Sin ambages. Lino González reconoce que el Arousa no jugó bien en el derbi contra el Portonovo, como tampoco lo había hecho en primer partido de la temporada frente al Verín. Pero más allá del estilo -el rival también cuenta y como apunta el propio técnico «no somos el Barcelona»- el preparador señala al apartado físico como uno de los principales asuntos a mejorar en su equipo. Quizás esa asfixia fue la que lastró las contras que los vilagarcianos lanzaron en la segunda mitad. Ahí faltaron ideas y ya se sabe que para que la mente esté clara es importante que los pulmones respiren bien. «Teníamos la idea pero estuvimos precipitados», recuerda el entrenador.

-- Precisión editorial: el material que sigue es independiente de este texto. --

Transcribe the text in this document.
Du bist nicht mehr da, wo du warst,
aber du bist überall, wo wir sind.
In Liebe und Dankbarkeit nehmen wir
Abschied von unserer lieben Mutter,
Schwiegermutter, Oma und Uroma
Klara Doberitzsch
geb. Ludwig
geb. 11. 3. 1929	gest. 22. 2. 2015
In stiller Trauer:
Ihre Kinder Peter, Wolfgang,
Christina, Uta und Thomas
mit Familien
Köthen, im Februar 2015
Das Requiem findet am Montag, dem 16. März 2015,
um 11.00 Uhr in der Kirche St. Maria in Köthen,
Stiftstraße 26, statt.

Y al margen del cómo, Lino señala al cuánto. Lo cierto es que el Arousa cuenta ya con seis puntos en la tabla y que, el domingo, consiguió uno de los objetivos que se había marcado para esta temporada, que es afianzar los partidos que dispute como local. La idea, insiste González, es ir partido a partido sin marcarse más objetivos que tener una temporada tranquila, que fue el que a él le fijó la junta directiva una vez que la economía sigue mandando en el día a día de la entidad y que los refuerzos se vieron ajustados a la mínima expresión.
Y en ese camino de cada jornada, Lino González ya alerta de que el Marín les va a poner en muchos más aprietos de los que hasta ahora han sufrido. «Nos va a obligar más defensivamente», aventura el preparador.
Los arlequinados tenían previsto realizar en la noche de ayer su primera sesión de entrenamiento de la semana. Salvo novedad de última hora, el técnico confiaba en poder contar con todos sus futbolistas, excepto Sayar, puesto que ninguno pareció salir tocado del partido.